The spy case has cast a pall over the 6,000 Jews of Shiraz, the ancient capital of the Persian empire whose wealth and tolerance were a magnet for people of all faiths.

Among the 13 who are in prison are merchants, religious teachers, two civil servants and a 17-year-old boy, said Eshaq Niknava, head of the Jewish Society of Shiraz. Eleven are from Shiraz, two from nearby Isfahan.

The first were arrested one and a half years ago, while others were arrested last March. They have been accused of spying for Israel and the United States, Iranian authorities say, but formal charges have not been brought.

In another case in January 1997, two Jews were hanged at Tehran's Evin prison on similar spying charges.

The plight of the imprisoned Jews has attracted attention from the United States, Israel and several European countries that have demanded Iran free the suspects.

The attention, though, especially from Israel, has created new pressures. Relatives of those held fear that the more their loved ones are defended by the West and Israel, the more adamant Iranian authorities are about pressing the case.

"We should let the issue solve itself quietly, that's the only way," said the wife of one of the men in jail, speaking on condition of anonymity.

Relatives said they had received hints at least some of the Jews would be freed soon. They feared that speaking on the record, or saying anything more about the plight of their loved ones, could jeopardize a release.

Family members get one 5-minute visit every Tuesday. They used to deliver kosher food on each visit, but prison authorities banned that several months ago, saying the food was rotting because prisoners had no refrigerators, relatives said. The inmates now eat prison food.

One woman recounted how her husband was arrested about a year ago.

"Some men knocked on our door at midnight and took my husband," she said. "It took me three months to see him. Now I get to see him for five minutes every week, with a thick glass wall between us, but that's all right."

She said some Muslim neighbors who are close friends had taught her a verse from the Koran that she recites every night.

"One of our Muslim neighbors even went on pilgrimage to a shrine outside Shiraz just to pray for my husband," she said. "Before all this happened, we all lived in absolute peace and harmony."
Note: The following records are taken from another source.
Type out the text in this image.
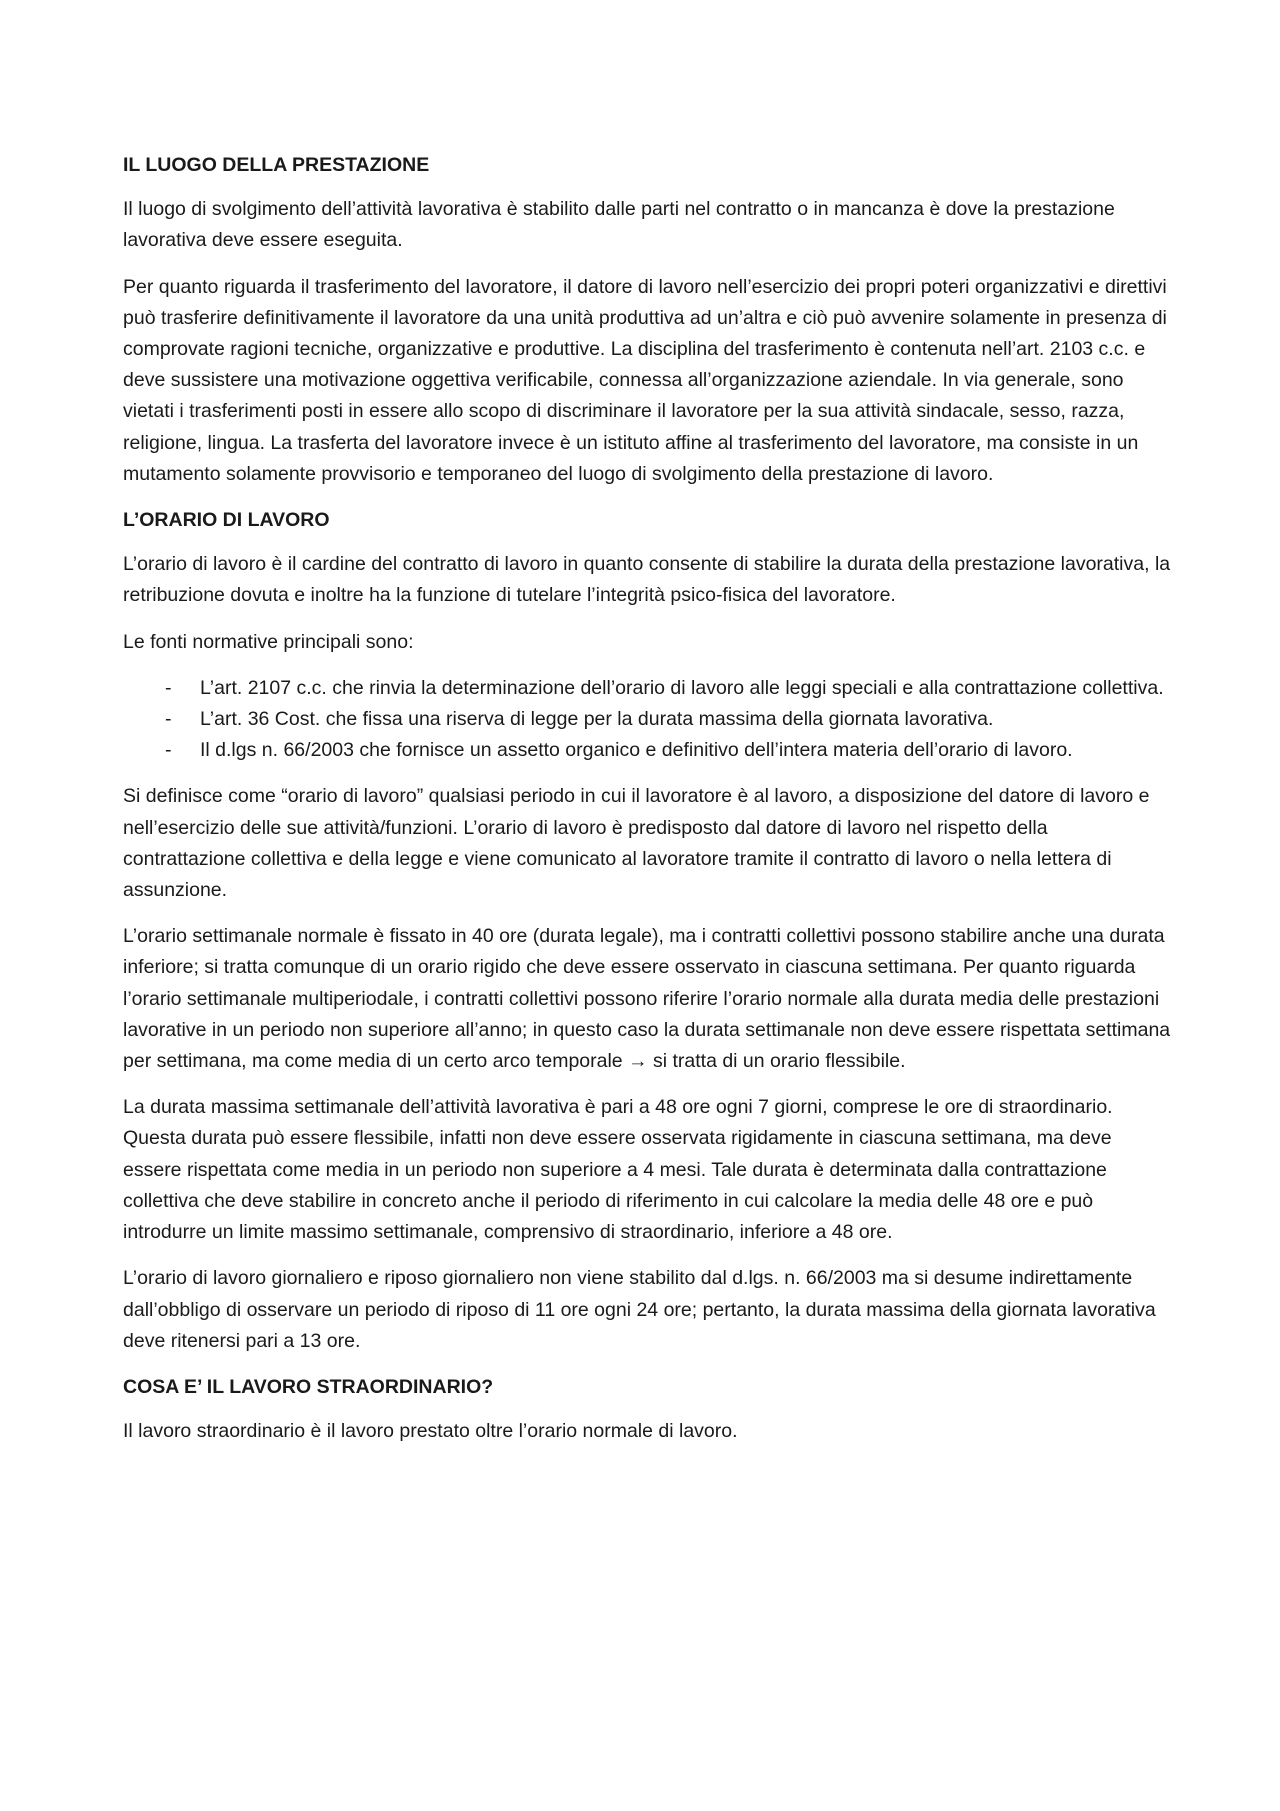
IL LUOGO DELLA PRESTAZIONE

Il luogo di svolgimento dell’attività lavorativa è stabilito dalle parti nel contratto o in mancanza è dove la prestazione lavorativa deve essere eseguita.

Per quanto riguarda il trasferimento del lavoratore, il datore di lavoro nell’esercizio dei propri poteri organizzativi e direttivi può trasferire definitivamente il lavoratore da una unità produttiva ad un’altra e ciò può avvenire solamente in presenza di comprovate ragioni tecniche, organizzative e produttive. La disciplina del trasferimento è contenuta nell’art. 2103 c.c. e deve sussistere una motivazione oggettiva verificabile, connessa all’organizzazione aziendale. In via generale, sono vietati i trasferimenti posti in essere allo scopo di discriminare il lavoratore per la sua attività sindacale, sesso, razza, religione, lingua. La trasferta del lavoratore invece è un istituto affine al trasferimento del lavoratore, ma consiste in un mutamento solamente provvisorio e temporaneo del luogo di svolgimento della prestazione di lavoro.

L’ORARIO DI LAVORO

L’orario di lavoro è il cardine del contratto di lavoro in quanto consente di stabilire la durata della prestazione lavorativa, la retribuzione dovuta e inoltre ha la funzione di tutelare l’integrità psico-fisica del lavoratore.

Le fonti normative principali sono:

- L’art. 2107 c.c. che rinvia la determinazione dell’orario di lavoro alle leggi speciali e alla contrattazione collettiva.
- L’art. 36 Cost. che fissa una riserva di legge per la durata massima della giornata lavorativa.
- Il d.lgs n. 66/2003 che fornisce un assetto organico e definitivo dell’intera materia dell’orario di lavoro.

Si definisce come “orario di lavoro” qualsiasi periodo in cui il lavoratore è al lavoro, a disposizione del datore di lavoro e nell’esercizio delle sue attività/funzioni. L’orario di lavoro è predisposto dal datore di lavoro nel rispetto della contrattazione collettiva e della legge e viene comunicato al lavoratore tramite il contratto di lavoro o nella lettera di assunzione.

L’orario settimanale normale è fissato in 40 ore (durata legale), ma i contratti collettivi possono stabilire anche una durata inferiore; si tratta comunque di un orario rigido che deve essere osservato in ciascuna settimana. Per quanto riguarda l’orario settimanale multiperiodale, i contratti collettivi possono riferire l’orario normale alla durata media delle prestazioni lavorative in un periodo non superiore all’anno; in questo caso la durata settimanale non deve essere rispettata settimana per settimana, ma come media di un certo arco temporale → si tratta di un orario flessibile.

La durata massima settimanale dell’attività lavorativa è pari a 48 ore ogni 7 giorni, comprese le ore di straordinario. Questa durata può essere flessibile, infatti non deve essere osservata rigidamente in ciascuna settimana, ma deve essere rispettata come media in un periodo non superiore a 4 mesi. Tale durata è determinata dalla contrattazione collettiva che deve stabilire in concreto anche il periodo di riferimento in cui calcolare la media delle 48 ore e può introdurre un limite massimo settimanale, comprensivo di straordinario, inferiore a 48 ore.

L’orario di lavoro giornaliero e riposo giornaliero non viene stabilito dal d.lgs. n. 66/2003 ma si desume indirettamente dall’obbligo di osservare un periodo di riposo di 11 ore ogni 24 ore; pertanto, la durata massima della giornata lavorativa deve ritenersi pari a 13 ore.

COSA E’ IL LAVORO STRAORDINARIO?

Il lavoro straordinario è il lavoro prestato oltre l’orario normale di lavoro.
Iran's Jewish community, although it has dwindled over the decades, remains the Middle East's largest outside Israel. Iranian Jews are allowed to practice aspects of their religion but are forbidden to teach Hebrew, the liturgical language.

Several times a week Jewish boys and girls gather at Shiraz's House of Jewish Youth at the Khorasaniha Synagogue for religious classes conducted by Ebrahim Bassalla, a civil servant and volunteer teacher.
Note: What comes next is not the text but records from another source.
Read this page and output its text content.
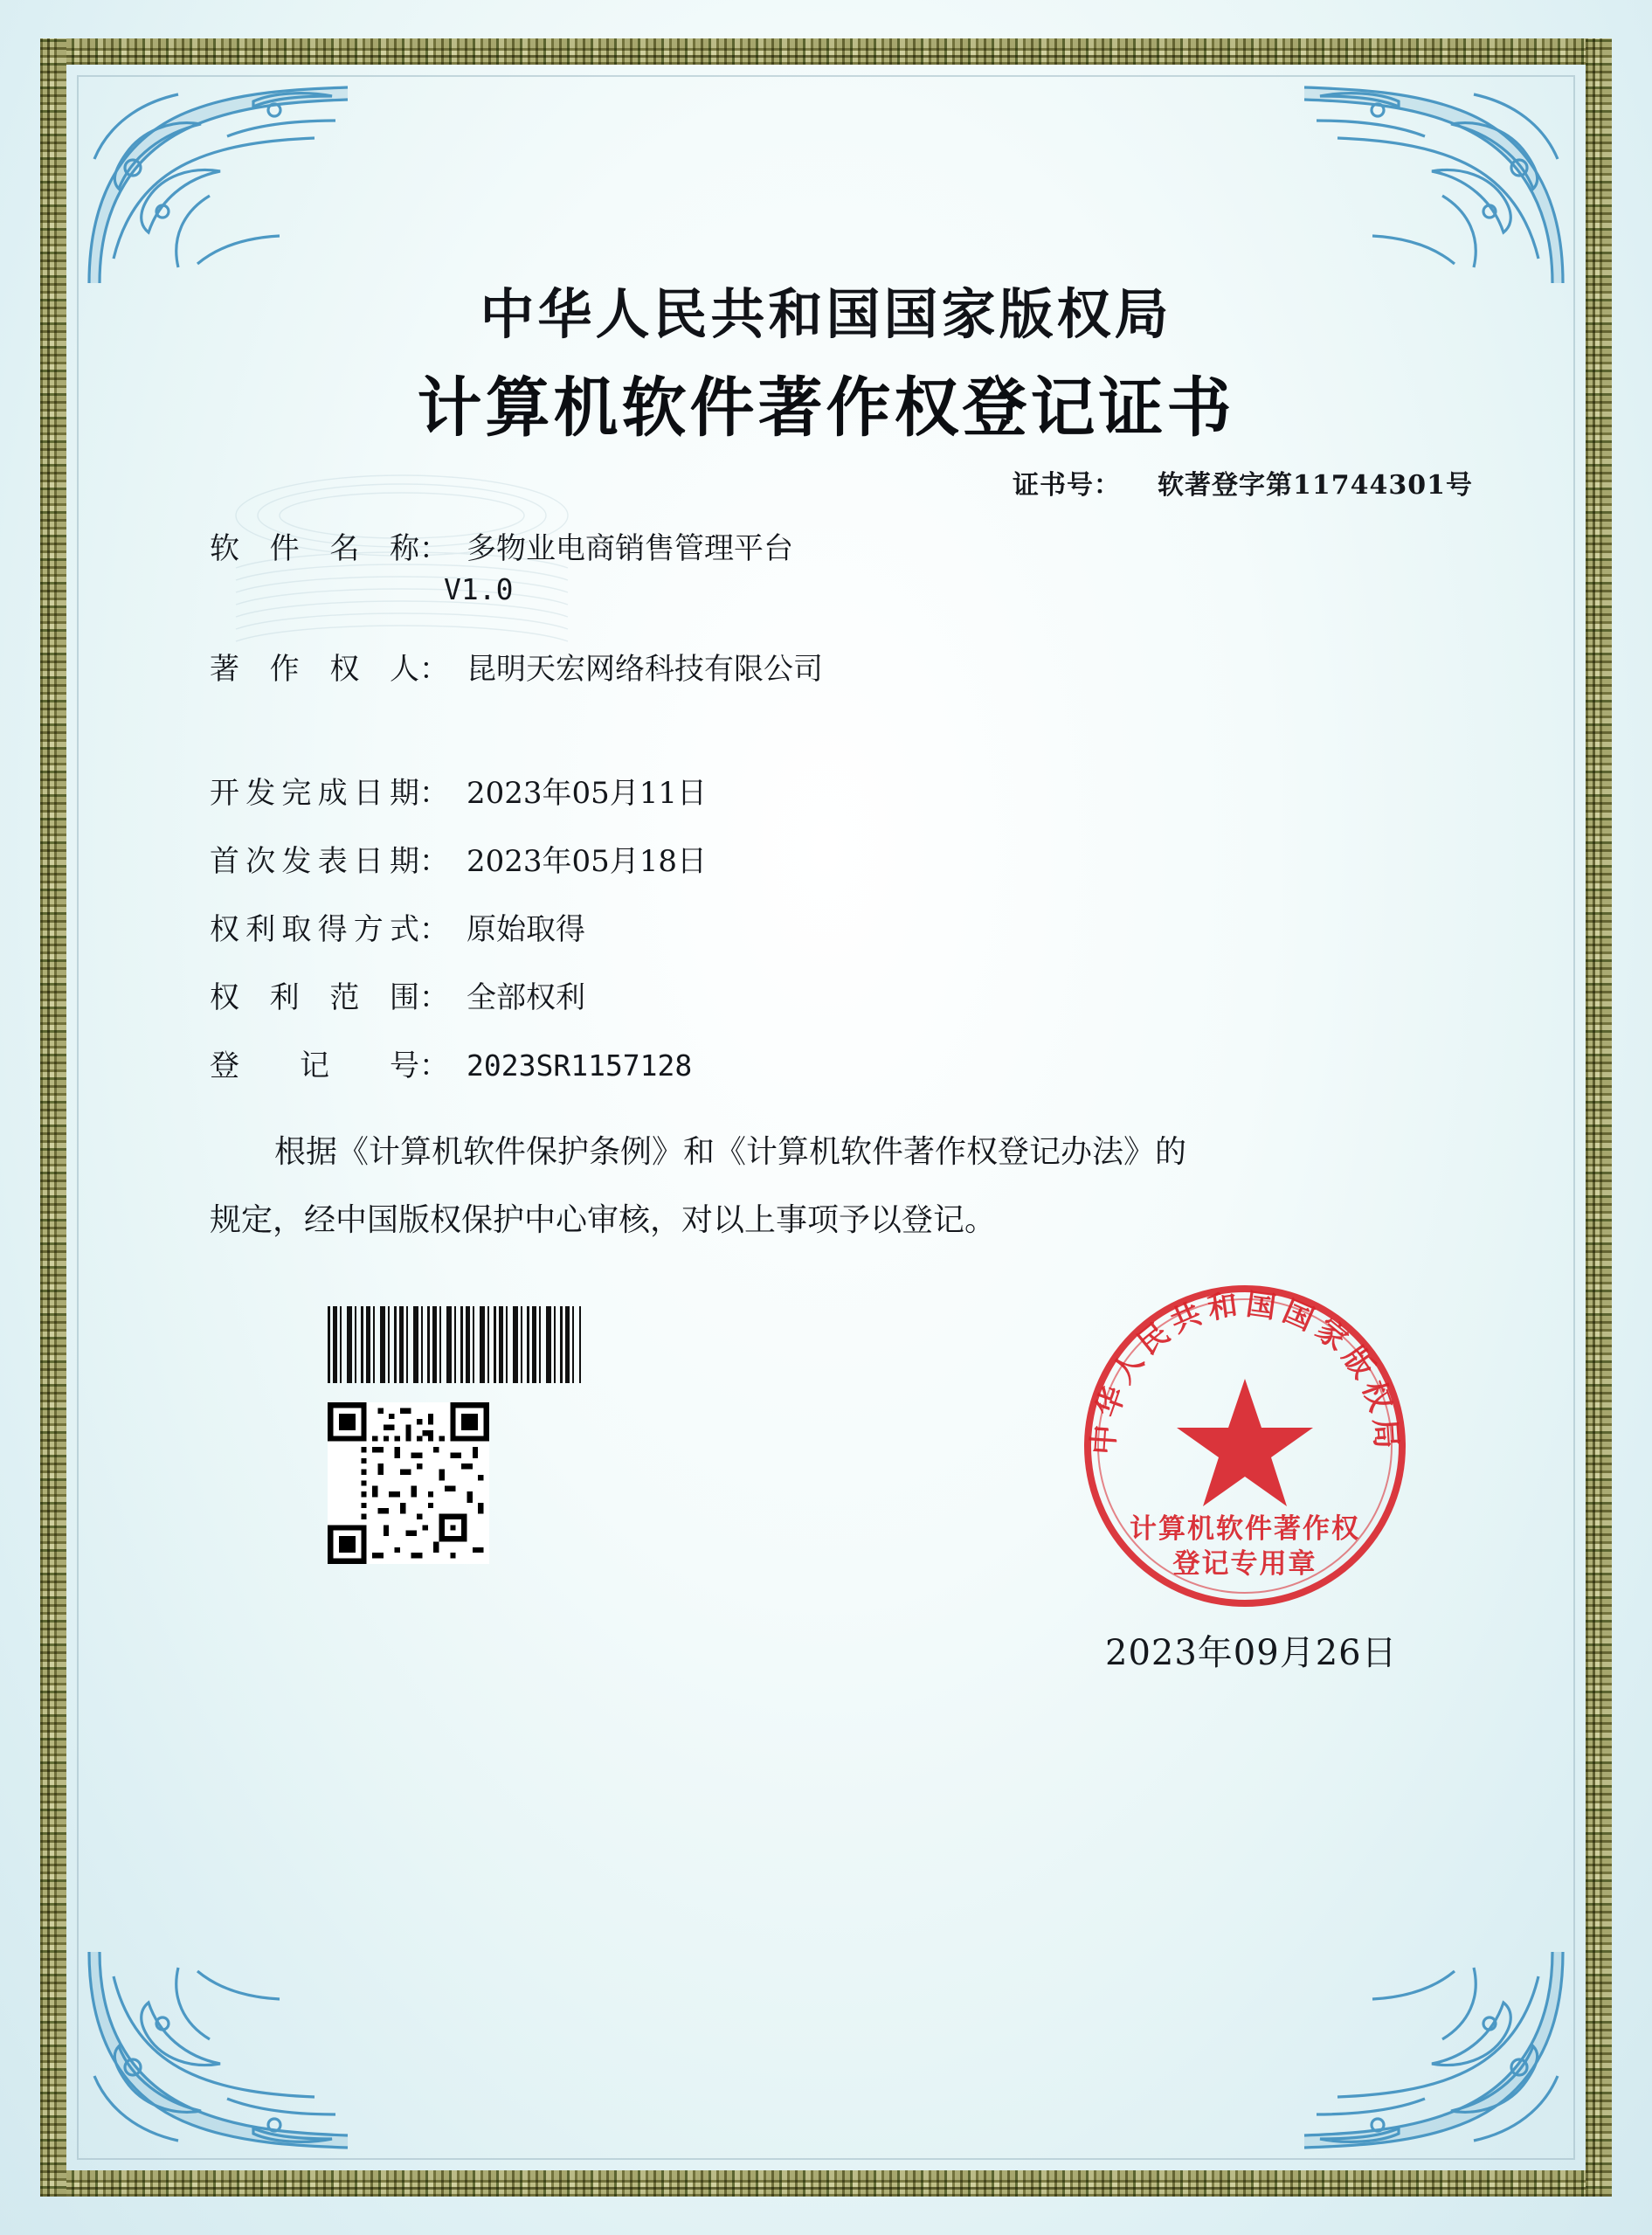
中华人民共和国国家版权局
计算机软件著作权登记证书
证书号： 软著登字第11744301号
软件名称： 多物业电商销售管理平台
V1.0
著作权人： 昆明天宏网络科技有限公司
开发完成日期： 2023年05月11日
首次发表日期： 2023年05月18日
权利取得方式： 原始取得
权利范围： 全部权利
登记号： 2023SR1157128
根据《计算机软件保护条例》和《计算机软件著作权登记办法》的
规定，经中国版权保护中心审核，对以上事项予以登记。
中华人民共和国国家版权局
计算机软件著作权
登记专用章
2023年09月26日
During a class on the Sabbath, Bassalla recited the biblical tale of Jacob and Joseph to a group of 50 boys and girls aged between 7 and 17.

"You should respect your parents. Never question when your parents ask you to do something," he advises in a fatherly tone.

"And you should never waste water, bread and electricity," he tells them before passing out small boxes of cookies he has bought with his own money, and sending them off. Sometimes, he also treats the kids to the movies.

The synagogue, one of 16 scattered around Shiraz, has its own library of books, videos and audio tapes.

Three butcher shops sell only kosher meat, and Niknava, the community leader, supervises the slaughter at the municipal slaughterhouse, which provides refrigerated trucks to transport the meat.

Niknava is negotiating with authorities for another Jewish cemetery because the only one in Shiraz is nearly full.

In the Jewish quarter, which lies inside the main commercial district off bustling Karim Khan Zand Avenue, nearly half the shops remain closed on Saturdays, the Jewish Sabbath.

At its height, Iran's Jewish community numbered about 100,000 and was still around 80,000 just before Iran's 1979 Islamic revolution. Now there are about 25,000 Jews.

Most who left went to the United States, Europe and, to a lesser degree, Israel, said Dr. Manouchehr Eliasi, the single Jewish representative in the 270-seat Majlis, or parliament.